Every year, without fail, you send me a sms stating that I owe you a small fortune in taxes, taxes it must be noted that have already been deducted – monthly – from my salary and paid over to yourselves.
No telephone numbers, no details and no names but - like the Mafia - threatening that if I don’t come up with the goods immediately you will take action against little old me.
You money-grabbing assholes don’t even supply an e-mail address – or at least a valid one that responds to my e-mails - maybe because you are scared, or unable, to answer the e-mails which are sent to you, or maybe because you like to operate from the murky depths like sharks, orcas, gremlins and other Stephen King-like nightmares.
I’ve submitted documentation – piles and piles of documentation – on numerous occasions, for 3 years now, including certified copies of passport stamps, IRP5’s, letters from employers, spread sheets showing earnings, deductions, gross and net pay - everything except what I had for breakfast - and yet you ignore, lose or misplace this all and then go quiet until it’s time to send out sms’s again.

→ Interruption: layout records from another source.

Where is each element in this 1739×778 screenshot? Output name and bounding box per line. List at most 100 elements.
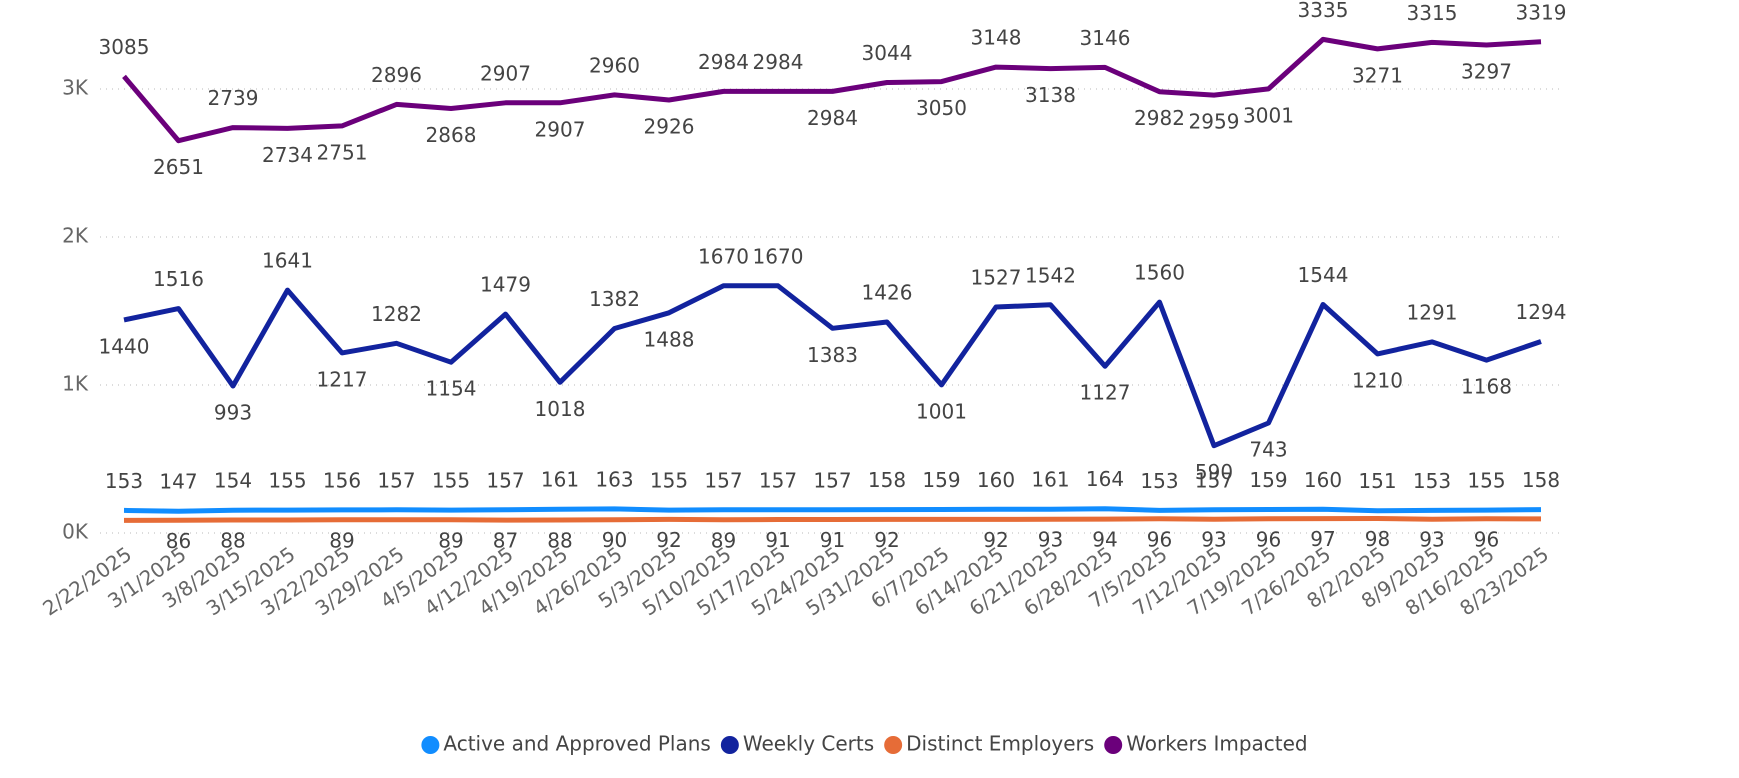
data-label: 1282 (371, 302, 422, 326)
data-label: 2982 (1134, 106, 1185, 130)
data-label: 88 (547, 528, 572, 552)
data-label: 87 (493, 529, 518, 553)
data-label: 2907 (480, 61, 531, 85)
data-label: 164 (1086, 467, 1124, 491)
data-label: 98 (1365, 527, 1390, 551)
legend-label: Workers Impacted (1126, 732, 1307, 756)
series: 1440151699316411217128211541479101813821… (99, 244, 1567, 484)
data-label: 1670 (753, 244, 804, 268)
data-label: 1527 (971, 266, 1022, 290)
data-label: 153 (1413, 469, 1451, 493)
data-label: 91 (765, 528, 790, 552)
legend-marker (1104, 736, 1123, 754)
data-label: 156 (323, 468, 361, 492)
data-label: 2984 (753, 50, 804, 74)
series: 86 88 89 89 87 88 90 92 89 91 91 92 92 93 94 96 93 96 97 98… (123, 516, 1542, 553)
data-label: 3085 (99, 35, 150, 59)
data-label: 155 (268, 469, 306, 493)
data-label: 86 (166, 529, 191, 553)
data-label: 3001 (1243, 103, 1294, 127)
legend-label: Active and Approved Plans (443, 732, 710, 756)
data-label: 155 (432, 469, 470, 493)
data-label: 90 (602, 528, 627, 552)
data-label: 163 (595, 467, 633, 491)
data-label: 3315 (1407, 1, 1458, 25)
data-label: 1544 (1298, 263, 1349, 287)
data-label: 743 (1249, 438, 1287, 462)
data-label: 1018 (535, 397, 586, 421)
legend-marker (421, 736, 440, 754)
data-label: 93 (1201, 528, 1226, 552)
data-label: 91 (820, 528, 845, 552)
data-label: 159 (1249, 468, 1287, 492)
data-label: 96 (1474, 527, 1499, 551)
data-label: 2734 (262, 143, 313, 167)
data-label: 157 (486, 468, 524, 492)
data-label: 1641 (262, 249, 313, 273)
data-label: 89 (711, 528, 736, 552)
data-label: 3319 (1516, 0, 1567, 24)
data-label: 159 (922, 468, 960, 492)
line (123, 506, 1542, 514)
data-label: 1383 (807, 343, 858, 367)
data-label: 3271 (1352, 63, 1403, 87)
line (123, 283, 1542, 449)
data-label: 153 (1140, 469, 1178, 493)
data-label: 1440 (99, 334, 150, 358)
data-label: 1479 (480, 273, 531, 297)
data-label: 161 (1031, 468, 1069, 492)
data-label: 1127 (1080, 381, 1131, 405)
data-label: 1001 (916, 399, 967, 423)
data-label: 2984 (807, 106, 858, 130)
data-label: 1516 (153, 267, 204, 291)
data-label: 2984 (698, 50, 749, 74)
line (123, 516, 1542, 523)
series: 153 147 154 155 156 157 155 157 161 163 155 157 157 1… (105, 467, 1560, 514)
data-label: 2739 (208, 86, 259, 110)
data-label: 2896 (371, 63, 422, 87)
data-label: 1670 (698, 244, 749, 268)
data-label: 151 (1358, 469, 1396, 493)
data-label: 1560 (1134, 261, 1185, 285)
data-label: 3148 (971, 26, 1022, 50)
data-label: 88 (220, 528, 245, 552)
legend-marker (720, 736, 739, 754)
data-label: 157 (759, 468, 797, 492)
y-tick-label: 3K (62, 76, 89, 100)
series: 3085 2651 2739 2734 2751 2896 2868 2907 2907 2960… (99, 0, 1567, 179)
data-label: 92 (983, 528, 1008, 552)
data-label: 2868 (426, 123, 477, 147)
data-label: 155 (650, 469, 688, 493)
data-label: 993 (214, 401, 252, 425)
data-label: 157 (377, 468, 415, 492)
data-label: 96 (1147, 527, 1172, 551)
data-label: 2907 (535, 117, 586, 141)
data-label: 160 (1304, 468, 1342, 492)
data-label: 3146 (1080, 26, 1131, 50)
line (122, 36, 1542, 144)
data-label: 590 (1195, 460, 1233, 484)
data-label: 157 (813, 468, 851, 492)
data-label: 155 (1467, 469, 1505, 493)
data-label: 94 (1092, 528, 1117, 552)
data-label: 2960 (589, 53, 640, 77)
data-label: 2959 (1189, 110, 1240, 134)
data-label: 3335 (1298, 0, 1349, 22)
data-label: 89 (329, 528, 354, 552)
data-label: 3050 (916, 96, 967, 120)
data-label: 157 (704, 468, 742, 492)
y-tick-label: 0K (62, 520, 89, 544)
data-label: 161 (541, 468, 579, 492)
data-label: 92 (656, 528, 681, 552)
data-label: 2651 (153, 155, 204, 179)
data-label: 93 (1419, 528, 1444, 552)
legend: Active and Approved Plans Weekly Certs Dis… (421, 732, 1308, 756)
y-tick-label: 1K (62, 372, 89, 396)
data-label: 1154 (426, 377, 477, 401)
data-label: 2926 (644, 114, 695, 138)
data-label: 89 (438, 528, 463, 552)
data-label: 93 (1038, 528, 1063, 552)
data-label: 157 (1195, 468, 1233, 492)
data-label: 147 (159, 470, 197, 494)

I cannot retrieve the money being held by an insurance company, via two sets of provident fund contributions dating back to 2010, as they are waiting on you to assure them that I do not owe yourselves any money. How twisted is that, you useless bloody clowns?

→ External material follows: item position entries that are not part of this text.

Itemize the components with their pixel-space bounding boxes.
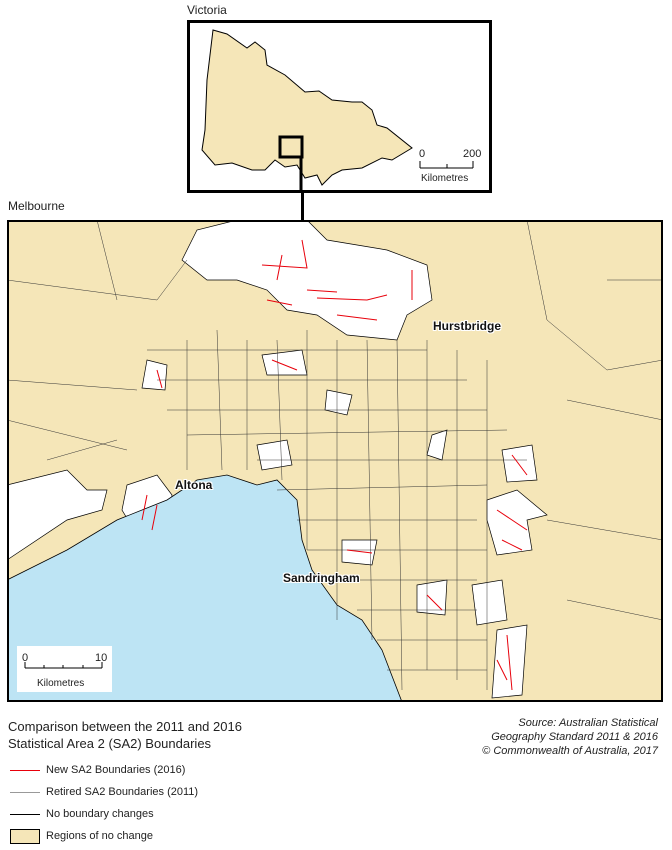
connector-line bbox=[301, 192, 304, 220]
main-scale-unit: Kilometres bbox=[37, 678, 85, 689]
legend-label: No boundary changes bbox=[46, 808, 154, 820]
legend-label: New SA2 Boundaries (2016) bbox=[46, 764, 186, 776]
legend-label: Regions of no change bbox=[46, 830, 154, 842]
source-line1: Source: Australian Statistical bbox=[518, 717, 658, 729]
legend-title-line1: Comparison between the 2011 and 2016 bbox=[8, 719, 242, 734]
main-map bbox=[7, 220, 663, 702]
legend: New SA2 Boundaries (2016) Retired SA2 Bo… bbox=[10, 759, 198, 847]
legend-item-no-change-region: Regions of no change bbox=[10, 825, 198, 847]
place-label-sandringham: Sandringham bbox=[283, 571, 360, 585]
victoria-shape bbox=[201, 29, 413, 186]
water-bay bbox=[7, 474, 403, 702]
beige-fill-swatch bbox=[10, 828, 40, 844]
inset-scale-start: 0 bbox=[419, 148, 426, 160]
main-map-title: Melbourne bbox=[8, 199, 65, 213]
inset-map bbox=[187, 20, 492, 193]
legend-title-line2: Statistical Area 2 (SA2) Boundaries bbox=[8, 736, 212, 751]
inset-scale-unit: Kilometres bbox=[421, 173, 469, 184]
red-line-swatch bbox=[10, 769, 40, 771]
source-line3: © Commonwealth of Australia, 2017 bbox=[482, 745, 658, 757]
grey-line-swatch bbox=[10, 791, 40, 793]
main-scale-end: 10 bbox=[95, 652, 108, 664]
legend-item-retired: Retired SA2 Boundaries (2011) bbox=[10, 781, 198, 803]
source-note: Source: Australian Statistical Geography… bbox=[482, 716, 658, 758]
legend-title: Comparison between the 2011 and 2016 Sta… bbox=[8, 718, 242, 752]
main-scale-start: 0 bbox=[22, 652, 29, 664]
inset-title: Victoria bbox=[187, 3, 227, 17]
new-sa2-boundaries bbox=[141, 239, 528, 691]
sa2-boundaries bbox=[7, 220, 663, 691]
legend-item-unchanged: No boundary changes bbox=[10, 803, 198, 825]
inset-scale-end: 200 bbox=[463, 148, 482, 160]
black-line-swatch bbox=[10, 813, 40, 815]
source-line2: Geography Standard 2011 & 2016 bbox=[491, 731, 658, 743]
legend-label: Retired SA2 Boundaries (2011) bbox=[46, 786, 199, 798]
place-label-altona: Altona bbox=[175, 478, 213, 492]
legend-item-new: New SA2 Boundaries (2016) bbox=[10, 759, 198, 781]
place-label-hurstbridge: Hurstbridge bbox=[433, 319, 502, 333]
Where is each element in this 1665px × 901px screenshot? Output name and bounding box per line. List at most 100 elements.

Obviously neither can I retrieve the taxes you have taken from me for 3 years now yet you state, continuously, ad nauseam – probably using my money - that you are going after tax-dodgers, that your income is steadily increasing and that you are doing a good job for all. HA!
My only question for you, you miserable, bottom-dwelling, blood sucking, scum-eating parasites is this:
If I die before you refund me, will you continue sending me threatening sms’s as then I’ll know to take my cellphone and laptop with me so that I can contact you from HELL?
Oh right, on second thoughts it’ll only be a local call as you lot will be sitting right next to me.